There is no legislation obliging companies to have an anti-corruption compliance program. Nevertheless, the U.S. Federal Sentencing Guidelines (U.S. Guidelines) include provisions for the possible mitigation of penalties if an offending company can demonstrate it has implemented an effective compliance program. Although mitigation on this basis is not formalized in other jurisdictions, it is reasonable to expect more leniency by prosecutors where a strong anti-corruption program is in place. The U.S. Guidelines’ recommendations for an effective compliance program have generally been accepted as the global standard for such programs and are summarized below. Note the regulatory compliance guidance promulgated by Canada’s Competition Bureau is substantively similar.
The U.S. Guidelines for establishing an effective anti-corruption compliance program provides the following:
- The company must promote an organizational culture that promotes compliance with the law and an ethical culture.
- The promotion of an organizational culture that encourages an ethical culture entails the following:
- The company must establish standards and procedures to prevent and detect criminal conduct. In this regard, the company’s directors must ensure that senior management implements a compliance program for which operational responsibility has been delegated to specific personnel with appropriate authority and resources.
- The company’s directors must also be knowledgeable about the content and operation of the compliance program and exercise reasonable oversight thereof.
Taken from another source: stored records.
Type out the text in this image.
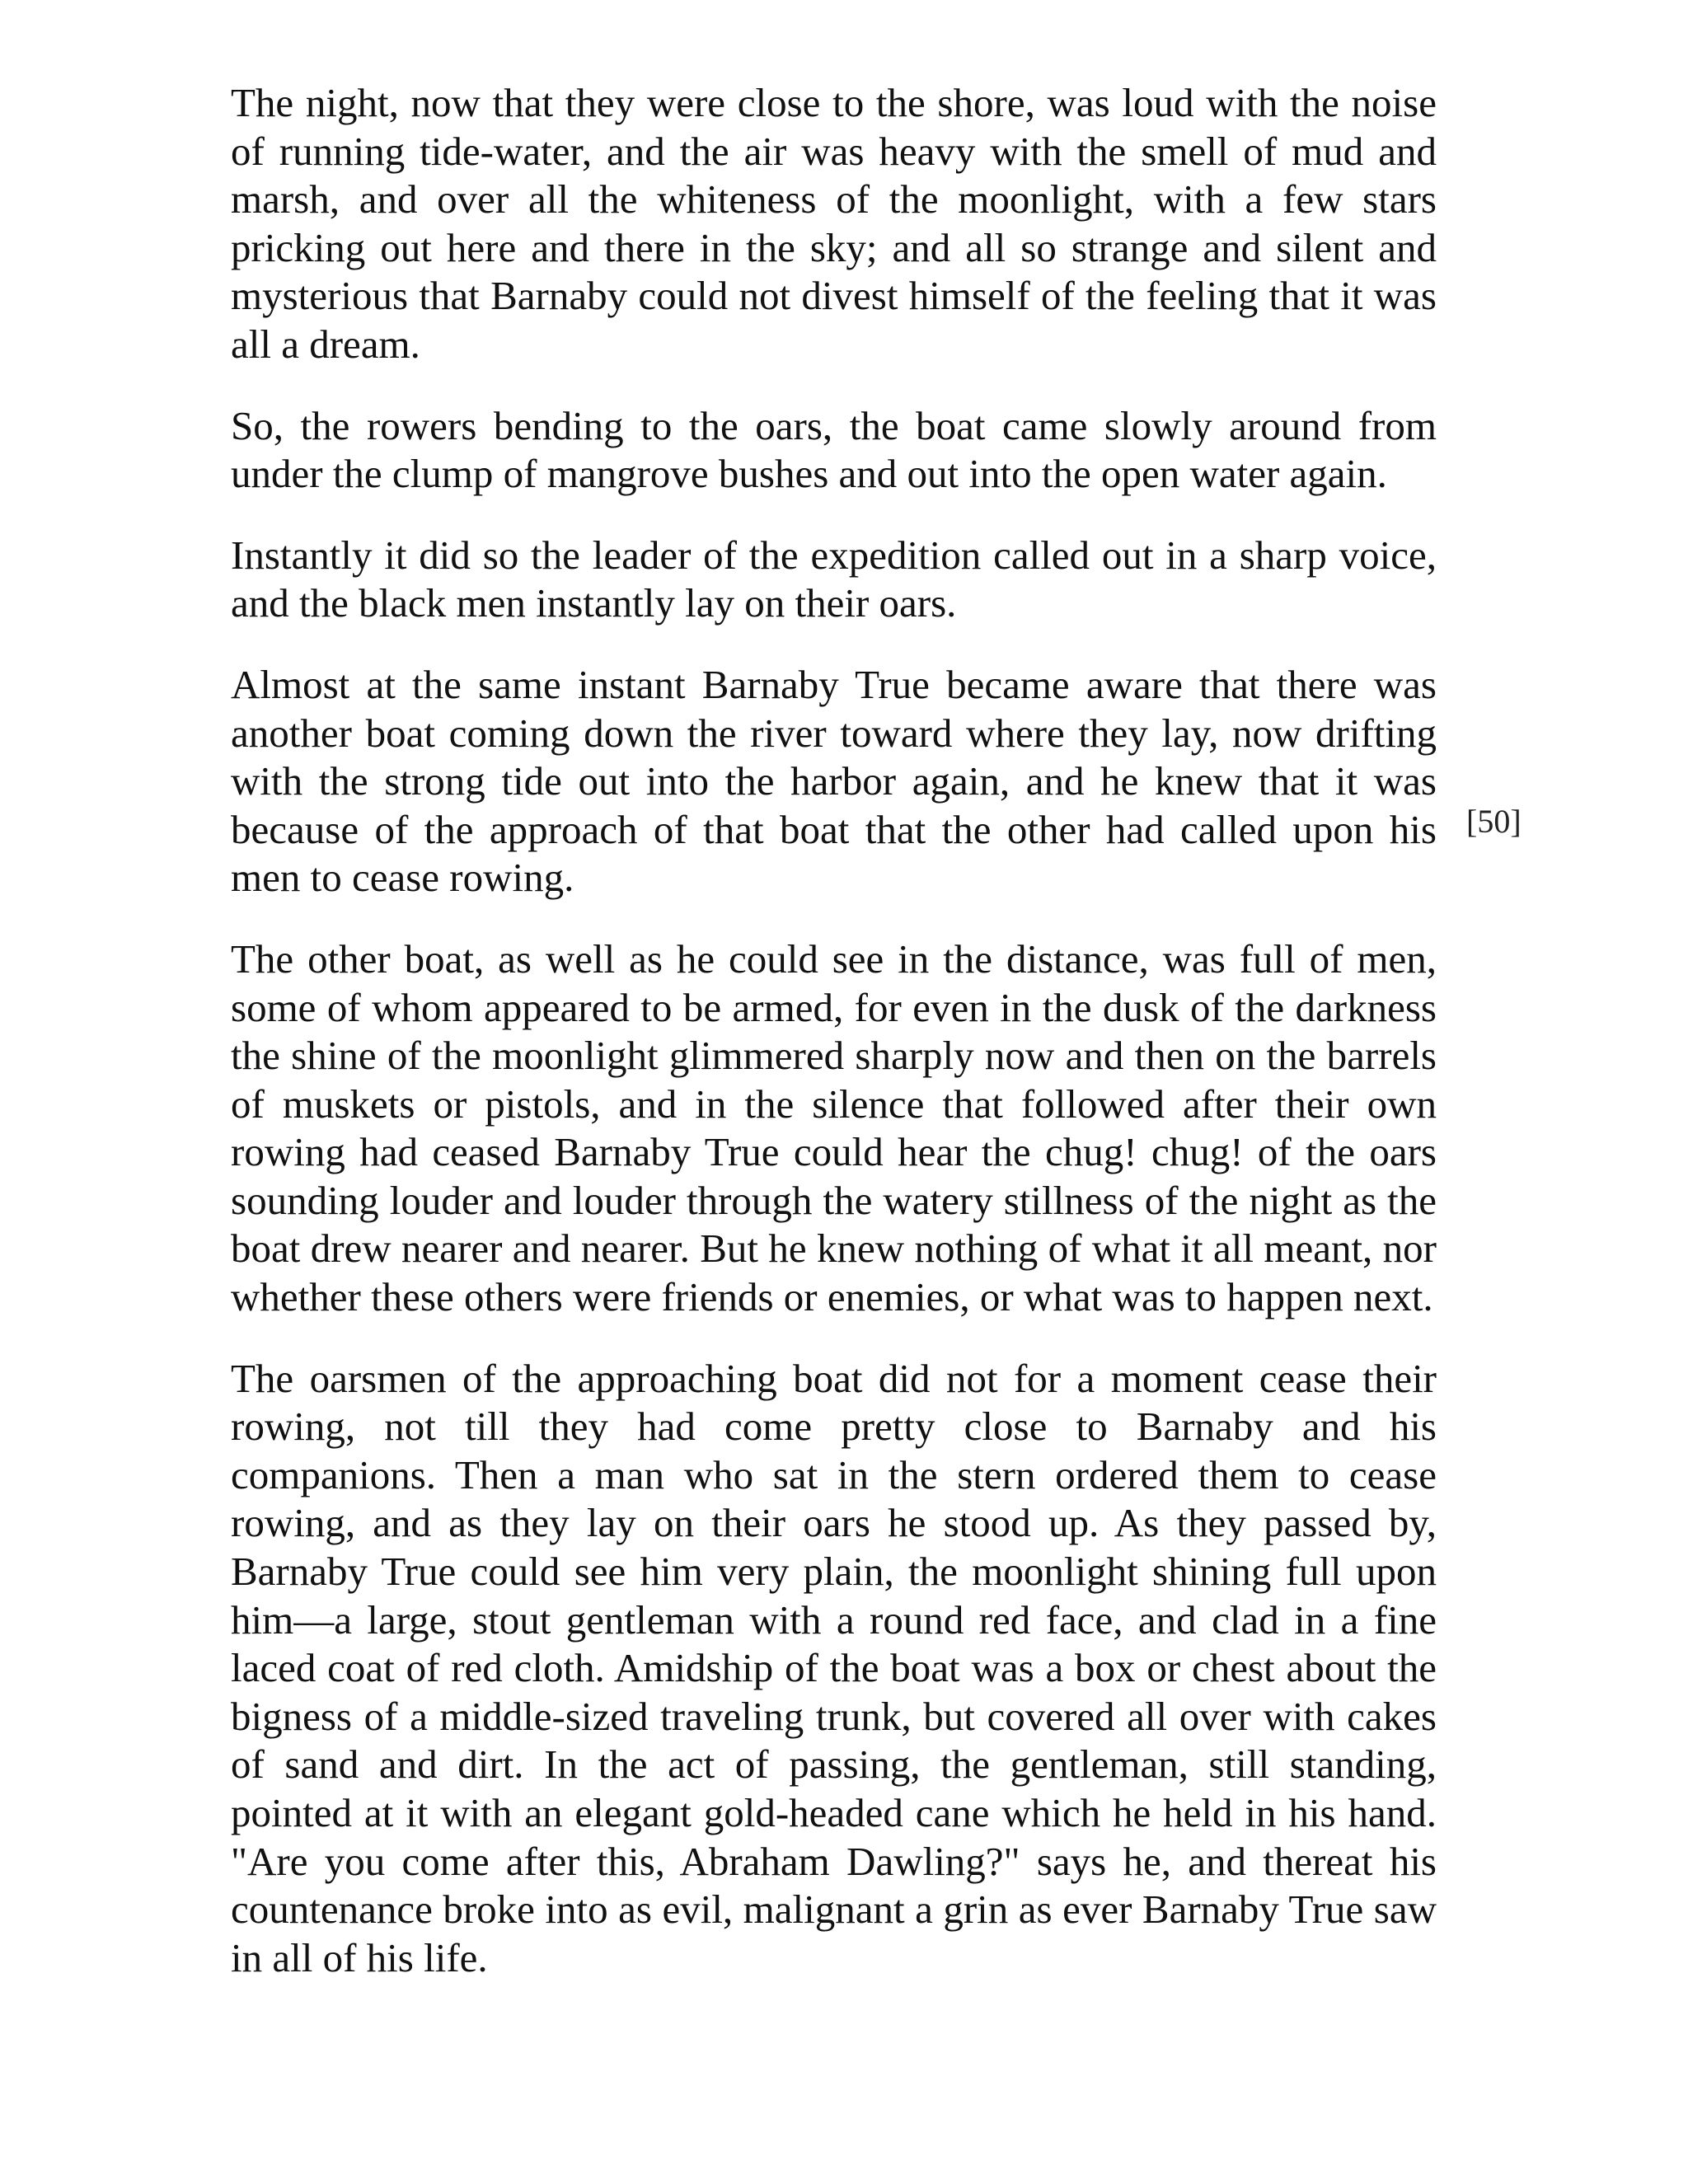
The night, now that they were close to the shore, was loud with the noise of running tide-water, and the air was heavy with the smell of mud and marsh, and over all the whiteness of the moonlight, with a few stars pricking out here and there in the sky; and all so strange and silent and mysterious that Barnaby could not divest himself of the feeling that it was all a dream.

So, the rowers bending to the oars, the boat came slowly around from under the clump of mangrove bushes and out into the open water again.

Instantly it did so the leader of the expedition called out in a sharp voice, and the black men instantly lay on their oars.

Almost at the same instant Barnaby True became aware that there was another boat coming down the river toward where they lay, now drifting with the strong tide out into the harbor again, and he knew that it was because of the approach of that boat that the other had called upon his men to cease rowing.

The other boat, as well as he could see in the distance, was full of men, some of whom appeared to be armed, for even in the dusk of the darkness the shine of the moonlight glimmered sharply now and then on the barrels of muskets or pistols, and in the silence that followed after their own rowing had ceased Barnaby True could hear the chug! chug! of the oars sounding louder and louder through the watery stillness of the night as the boat drew nearer and nearer. But he knew nothing of what it all meant, nor whether these others were friends or enemies, or what was to happen next.

The oarsmen of the approaching boat did not for a moment cease their rowing, not till they had come pretty close to Barnaby and his companions. Then a man who sat in the stern ordered them to cease rowing, and as they lay on their oars he stood up. As they passed by, Barnaby True could see him very plain, the moonlight shining full upon him—a large, stout gentleman with a round red face, and clad in a fine laced coat of red cloth. Amidship of the boat was a box or chest about the bigness of a middle-sized traveling trunk, but covered all over with cakes of sand and dirt. In the act of passing, the gentleman, still standing, pointed at it with an elegant gold-headed cane which he held in his hand. "Are you come after this, Abraham Dawling?" says he, and thereat his countenance broke into as evil, malignant a grin as ever Barnaby True saw in all of his life.

[50]
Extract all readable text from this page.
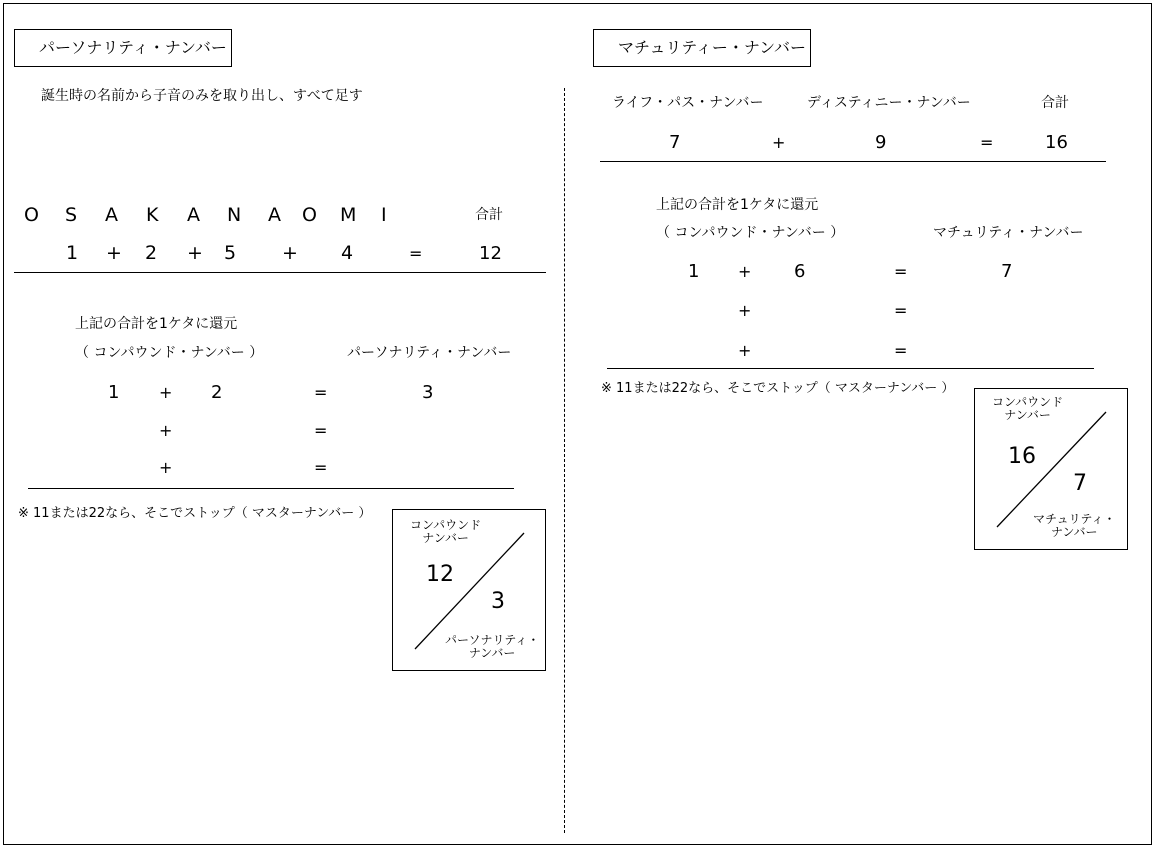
パーソナリティ・ナンバー
誕生時の名前から子音のみを取り出し、すべて足す
O S A K A N A O M I	合計
1 + 2 + 5 + 4	=	12
上記の合計を1ケタに還元
（ コンパウンド・ナンバー ）	パーソナリティ・ナンバー
1 + 2	=	3
+	=
+	=
※ 11または22なら、そこでストップ（ マスターナンバー ）
コンパウンド
ナンバー
12
3
パーソナリティ・
ナンバー
マチュリティー・ナンバー
ライフ・パス・ナンバー	ディスティニー・ナンバー	合計
7	+	9	=	16
上記の合計を1ケタに還元
（ コンパウンド・ナンバー ）	マチュリティ・ナンバー
1 + 6	=	7
+	=
+	=
※ 11または22なら、そこでストップ（ マスターナンバー ）
コンパウンド
ナンバー
16
7
マチュリティ・
ナンバー
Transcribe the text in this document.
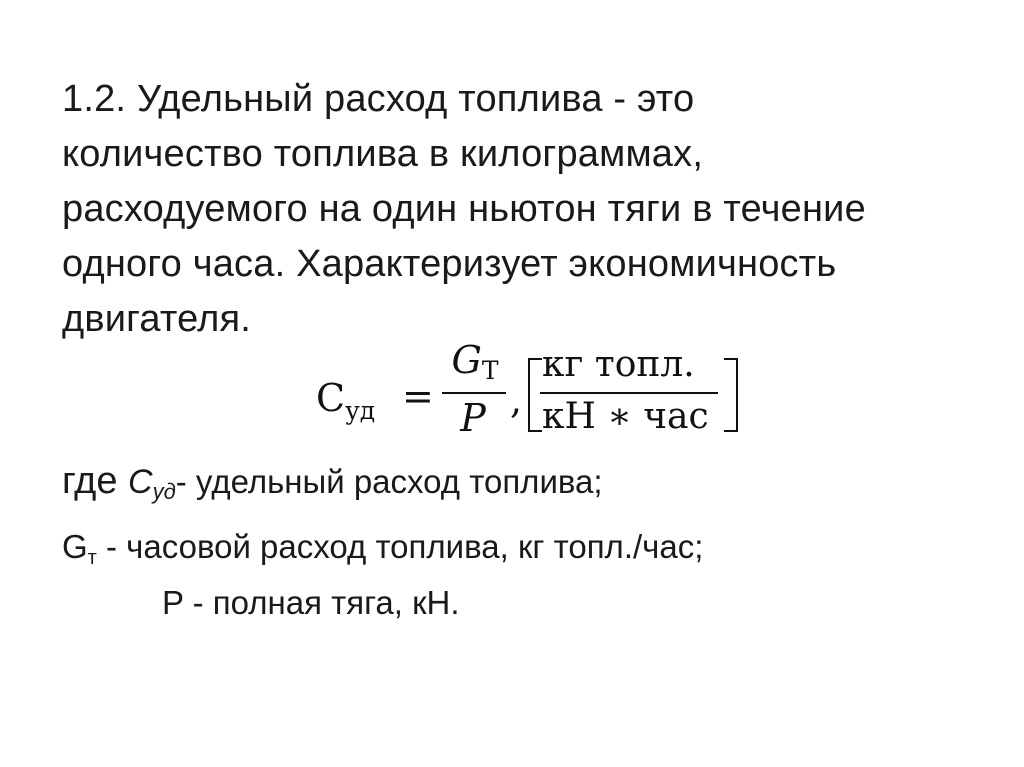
1.2. Удельный расход топлива - это
количество топлива в килограммах,
расходуемого на один ньютон тяги в течение
одного часа. Характеризует экономичность
двигателя.
$С_{уд}$ =
GТ
P ,
кг топл.
кН ∗ час
где Суд- удельный расход топлива;
Gт - часовой расход топлива, кг топл./час;
P - полная тяга, кН.
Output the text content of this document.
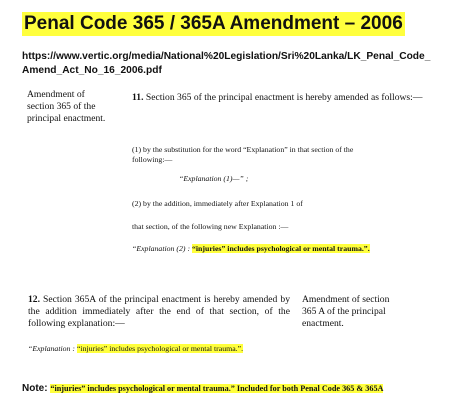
Penal Code 365 / 365A Amendment – 2006
https://www.vertic.org/media/National%20Legislation/Sri%20Lanka/LK_Penal_Code_Amend_Act_No_16_2006.pdf
Amendment of section 365 of the principal enactment.
11. Section 365 of the principal enactment is hereby amended as follows:—
(1) by the substitution for the word “Explanation” in that section of the following:—
“Explanation (1)—” ;
(2) by the addition, immediately after Explanation 1 of
that section, of the following new Explanation :—
“Explanation (2) : “injuries” includes psychological or mental trauma.”.
12. Section 365A of the principal enactment is hereby amended by the addition immediately after the end of that section, of the following explanation:—
Amendment of section 365 A of the principal enactment.
“Explanation : “injuries” includes psychological or mental trauma.”.
Note: “injuries” includes psychological or mental trauma.” Included for both Penal Code 365 & 365A
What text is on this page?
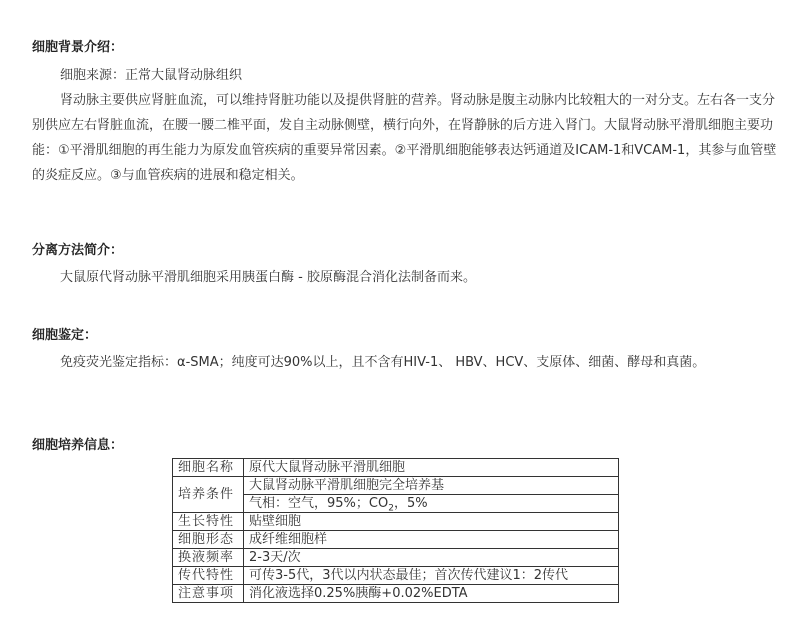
细胞背景介绍：
细胞来源：正常大鼠肾动脉组织
肾动脉主要供应肾脏血流，可以维持肾脏功能以及提供肾脏的营养。肾动脉是腹主动脉内比较粗大的一对分支。左右各一支分别供应左右肾脏血流，在腰一腰二椎平面，发自主动脉侧壁，横行向外，在肾静脉的后方进入肾门。大鼠肾动脉平滑肌细胞主要功能：①平滑肌细胞的再生能力为原发血管疾病的重要异常因素。②平滑肌细胞能够表达钙通道及ICAM-1和VCAM-1，其参与血管壁的炎症反应。③与血管疾病的进展和稳定相关。
分离方法简介：
大鼠原代肾动脉平滑肌细胞采用胰蛋白酶 - 胶原酶混合消化法制备而来。
细胞鉴定：
免疫荧光鉴定指标：α-SMA；纯度可达90%以上，且不含有HIV-1、 HBV、HCV、支原体、细菌、酵母和真菌。
细胞培养信息：
细胞名称	原代大鼠肾动脉平滑肌细胞
培养条件	大鼠肾动脉平滑肌细胞完全培养基
	气相：空气，95%；$CO_2$，5%
生长特性	贴壁细胞
细胞形态	成纤维细胞样
换液频率	2-3天/次
传代特性	可传3-5代，3代以内状态最佳；首次传代建议1：2传代
注意事项	消化液选择0.25%胰酶+0.02%EDTA
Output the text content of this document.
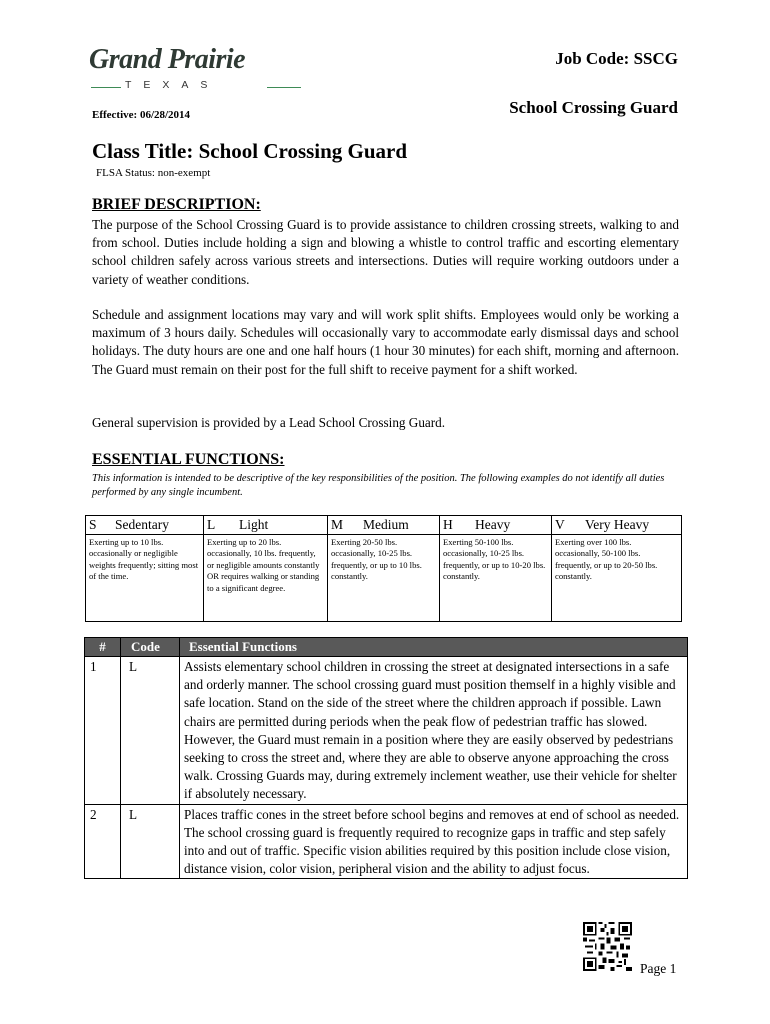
Grand Prairie
TEXAS
Job Code: SSCG
School Crossing Guard
Effective: 06/28/2014
Class Title: School Crossing Guard
FLSA Status: non-exempt
BRIEF DESCRIPTION:

The purpose of the School Crossing Guard is to provide assistance to children crossing streets, walking to and from school. Duties include holding a sign and blowing a whistle to control traffic and escorting elementary school children safely across various streets and intersections. Duties will require working outdoors under a variety of weather conditions.

Schedule and assignment locations may vary and will work split shifts. Employees would only be working a maximum of 3 hours daily. Schedules will occasionally vary to accommodate early dismissal days and school holidays. The duty hours are one and one half hours (1 hour 30 minutes) for each shift, morning and afternoon. The Guard must remain on their post for the full shift to receive payment for a shift worked.

General supervision is provided by a Lead School Crossing Guard.

ESSENTIAL FUNCTIONS:

This information is intended to be descriptive of the key responsibilities of the position. The following examples do not identify all duties performed by any single incumbent.

S Sedentary	L Light	M Medium	H Heavy	V Very Heavy
Exerting up to 10 lbs. occasionally or negligible weights frequently; sitting most of the time.	Exerting up to 20 lbs. occasionally, 10 lbs. frequently, or negligible amounts constantly OR requires walking or standing to a significant degree.	Exerting 20-50 lbs. occasionally, 10-25 lbs. frequently, or up to 10 lbs. constantly.	Exerting 50-100 lbs. occasionally, 10-25 lbs. frequently, or up to 10-20 lbs. constantly.	Exerting over 100 lbs. occasionally, 50-100 lbs. frequently, or up to 20-50 lbs. constantly.
#	Code	Essential Functions
1	L	Assists elementary school children in crossing the street at designated intersections in a safe and orderly manner. The school crossing guard must position themself in a highly visible and safe location. Stand on the side of the street where the children approach if possible. Lawn chairs are permitted during periods when the peak flow of pedestrian traffic has slowed. However, the Guard must remain in a position where they are easily observed by pedestrians seeking to cross the street and, where they are able to observe anyone approaching the cross walk. Crossing Guards may, during extremely inclement weather, use their vehicle for shelter if absolutely necessary.
2	L	Places traffic cones in the street before school begins and removes at end of school as needed. The school crossing guard is frequently required to recognize gaps in traffic and step safely into and out of traffic. Specific vision abilities required by this position include close vision, distance vision, color vision, peripheral vision and the ability to adjust focus.
Page 1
- The company must use reasonable efforts to exclude from its senior management any individual who has engaged in conduct inconsistent with the principles of its anti-corruption program.
- The company must regularly communicate and train its employees and agents on the standards of conduct established by its compliance program.
- The company must monitor and audit its operations to detect criminal conduct, including creating a system for anonymous reporting of concerns or violations.
- The company must also promote and enforce the program through the creation of employee incentives and disciplinary measures.
- The company must respond appropriately in the event criminal conduct is detected.
In recent years, there has been an intensification of enforcement of anti-corruption legislation globally. Canada assembled an international anti-corruption team of the RCMP in 2007, resulting in a dramatic increase in active investigations. The U.S. Department of Justice prosecuted more FCPA actions in the last two years than in the preceding 20 years combined. With this increasing vigilance and given the severity of the penalties, companies are well-advised to adopt a conservative approach to compliance and implement robust anti-corruption compliance programs that, as recommended by the U.S. Federal Guidelines, are effective in creating an organizational culture that encourages ethical conduct and a commitment to compliance with the law.
Dianne Prupas, corporate/ commercial associate at Fasken Martineau DuMoulin in Johannesburg, is active in the area of international law and cross border transactions, and is a member of the firm’s Global Mining Group.